In Singapore, many consumers still place more emphasis on taste, much more than nutrition and the health conscious aspect.
Many healthy snacks also tend to be sold online and are not readily available in major supermarkets, making availability a pain point.
For its export plans, market research for each country is necessary, according to Duyck.

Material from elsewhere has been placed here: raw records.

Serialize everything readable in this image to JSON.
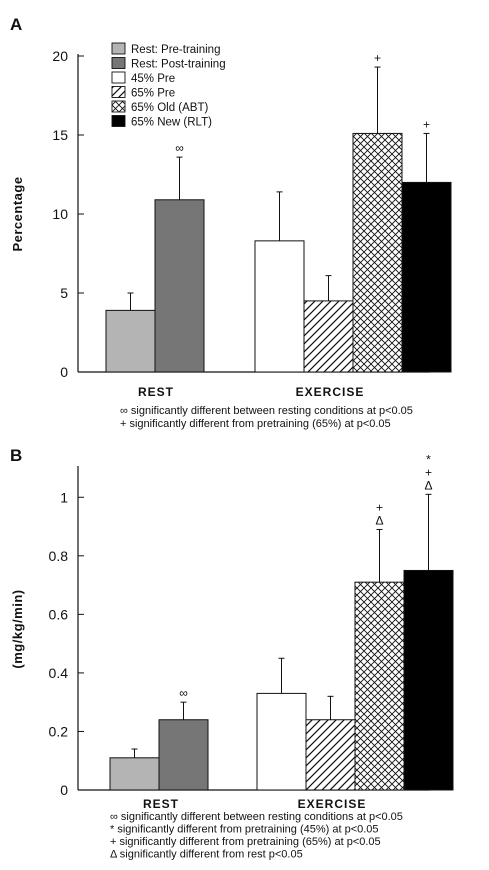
{
  "patterns": {
    "rest_pre": {
      "fill": "#b4b4b4",
      "pattern": "solid"
    },
    "rest_post": {
      "fill": "#767676",
      "pattern": "solid"
    },
    "pre45": {
      "fill": "#ffffff",
      "pattern": "solid"
    },
    "pre65": {
      "fill": "#ffffff",
      "pattern": "diagonal"
    },
    "old65": {
      "fill": "#ffffff",
      "pattern": "crosshatch"
    },
    "new65": {
      "fill": "#000000",
      "pattern": "solid"
    }
  },
  "legend": [
    {
      "key": "rest_pre",
      "label": "Rest: Pre-training"
    },
    {
      "key": "rest_post",
      "label": "Rest: Post-training"
    },
    {
      "key": "pre45",
      "label": "45% Pre"
    },
    {
      "key": "pre65",
      "label": "65% Pre"
    },
    {
      "key": "old65",
      "label": "65% Old (ABT)"
    },
    {
      "key": "new65",
      "label": "65% New (RLT)"
    }
  ],
  "chart_data": [
    {
      "panel": "A",
      "type": "bar",
      "ylabel": "Percentage",
      "ylim": [
        0,
        20
      ],
      "yticks": [
        "0",
        "5",
        "10",
        "15",
        "20"
      ],
      "groups": [
        "REST",
        "EXERCISE"
      ],
      "bars": [
        {
          "group": "REST",
          "key": "rest_pre",
          "value": 3.9,
          "error": 1.1,
          "marks": []
        },
        {
          "group": "REST",
          "key": "rest_post",
          "value": 10.9,
          "error": 2.7,
          "marks": [
            "∞"
          ]
        },
        {
          "group": "EXERCISE",
          "key": "pre45",
          "value": 8.3,
          "error": 3.1,
          "marks": []
        },
        {
          "group": "EXERCISE",
          "key": "pre65",
          "value": 4.5,
          "error": 1.6,
          "marks": []
        },
        {
          "group": "EXERCISE",
          "key": "old65",
          "value": 15.1,
          "error": 4.2,
          "marks": [
            "+"
          ]
        },
        {
          "group": "EXERCISE",
          "key": "new65",
          "value": 12.0,
          "error": 3.1,
          "marks": [
            "+"
          ]
        }
      ],
      "notes": [
        "∞ significantly different between resting conditions at p<0.05",
        "+ significantly different from pretraining (65%) at p<0.05"
      ]
    },
    {
      "panel": "B",
      "type": "bar",
      "ylabel": "(mg/kg/min)",
      "ylim": [
        0,
        1.1
      ],
      "yticks": [
        "0",
        "0.2",
        "0.4",
        "0.6",
        "0.8",
        "1"
      ],
      "groups": [
        "REST",
        "EXERCISE"
      ],
      "bars": [
        {
          "group": "REST",
          "key": "rest_pre",
          "value": 0.11,
          "error": 0.03,
          "marks": []
        },
        {
          "group": "REST",
          "key": "rest_post",
          "value": 0.24,
          "error": 0.06,
          "marks": [
            "∞"
          ]
        },
        {
          "group": "EXERCISE",
          "key": "pre45",
          "value": 0.33,
          "error": 0.12,
          "marks": []
        },
        {
          "group": "EXERCISE",
          "key": "pre65",
          "value": 0.24,
          "error": 0.08,
          "marks": []
        },
        {
          "group": "EXERCISE",
          "key": "old65",
          "value": 0.71,
          "error": 0.18,
          "marks": [
            "+",
            "Δ"
          ]
        },
        {
          "group": "EXERCISE",
          "key": "new65",
          "value": 0.75,
          "error": 0.26,
          "marks": [
            "*",
            "+",
            "Δ"
          ]
        }
      ],
      "notes": [
        "∞ significantly different between resting conditions at p<0.05",
        "* significantly different from pretraining (45%) at p<0.05",
        "+ significantly different from pretraining (65%) at p<0.05",
        "Δ significantly different from rest p<0.05"
      ]
    }
  ]
}
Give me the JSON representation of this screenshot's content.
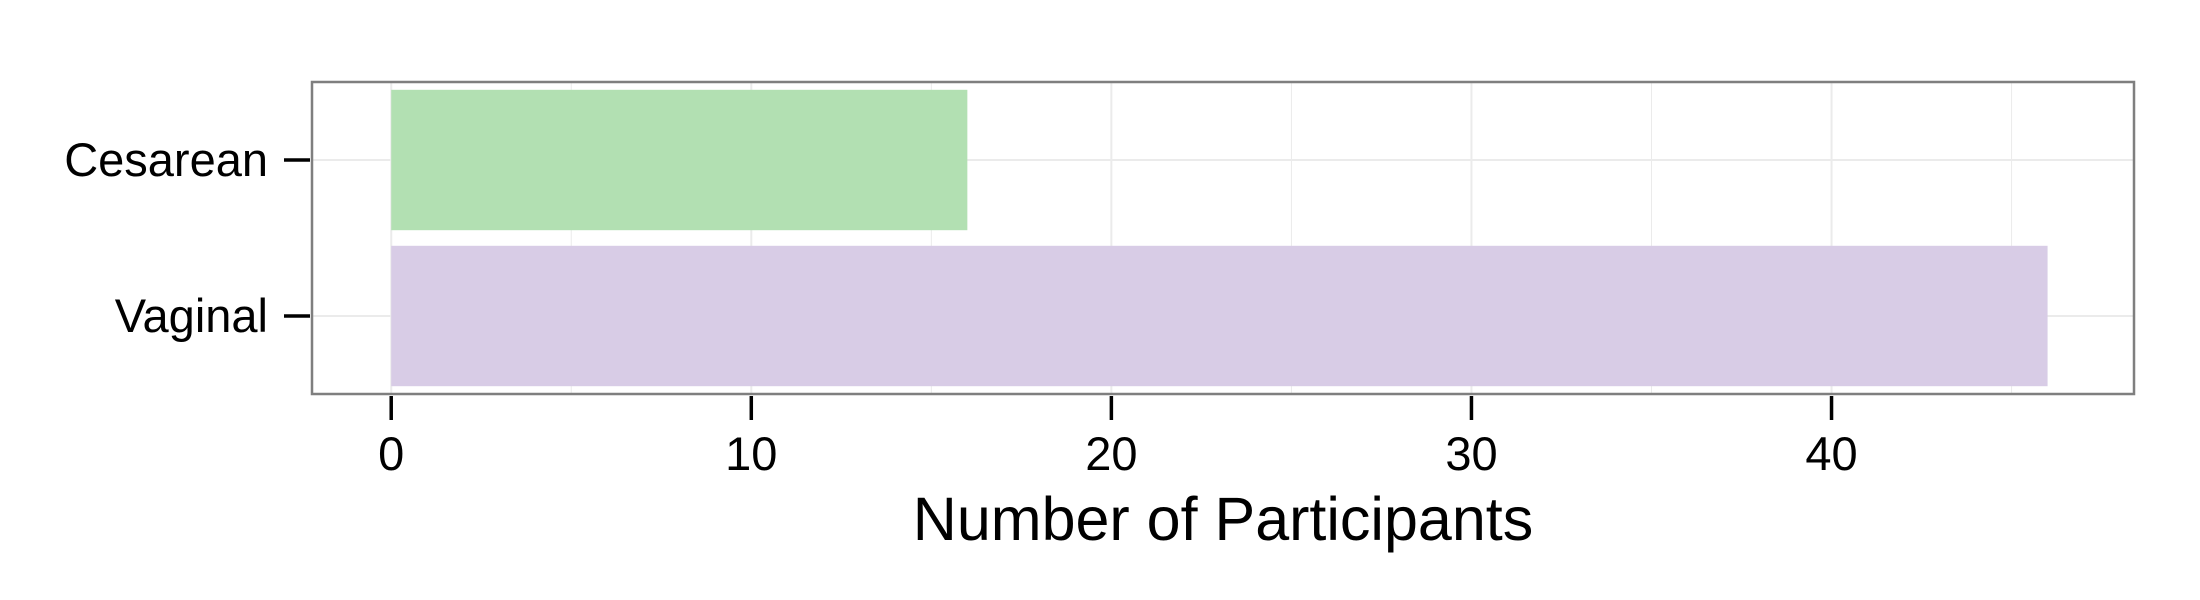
{
  "chart_data": {
    "type": "bar",
    "orientation": "horizontal",
    "categories": [
      "Vaginal",
      "Cesarean"
    ],
    "values": [
      46,
      16
    ],
    "xlabel": "Number of Participants",
    "ylabel": "",
    "xlim": [
      -2.2,
      48.4
    ],
    "xticks": [
      "0",
      "10",
      "20",
      "30",
      "40"
    ],
    "grid": true,
    "bar_colors": [
      "#d8cce6",
      "#b2e0b2"
    ],
    "panel_border_color": "#7f7f7f",
    "grid_color": "#ebebeb"
  }
}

For instance, if it chose to enter Vietnam, this might mean changing the pack size and price point to make the product more affordable to consumers there. “No matter how healthy you make it, at a price of $5, the purchasing power is not there for the average person.”
Before the pandemic, Zenko’s sales used to come from corporate offices and events, but that disappeared after restrictions kicked in.
Now about half of the sales are online through its e-commerce store, Amazon, Lazada, Redmart, Shopee and the other half in physical stores.
While events sampling and supermarket sampling was its marketing strategy before the pandemic, the firm has substitute this with brands ambassadors now.
The firm operates a seed-to-snack business model, where the seeds are harvested, dried, roasted, and popped at its facility in India.
Because its snacks production was located in India, and the pandemic saw India’s borders shut, Zenko was left without any stocks for three months.
Amid this period, the firm started on another project, a business making the Indonesian herbal drink Jamu.
Duyck said ingredients such as ginger, turmeric, tamarind were sourced locally and manufactured in Singapore.
Selling under the Jamuboost brand, the chilled drinks are available for sale on the e-commerce store.
The firm is currently expanding its healthy snacks line. It recently launched sorghum snacks, and will launch two more additions next year.
“We really believe in the healthy snacking future, and there's so many products across the world that we consider a superfood and they only need a very simple process of popping or roasting to make a healthy snack from it without having to do any ultra-processing,” Duyck said.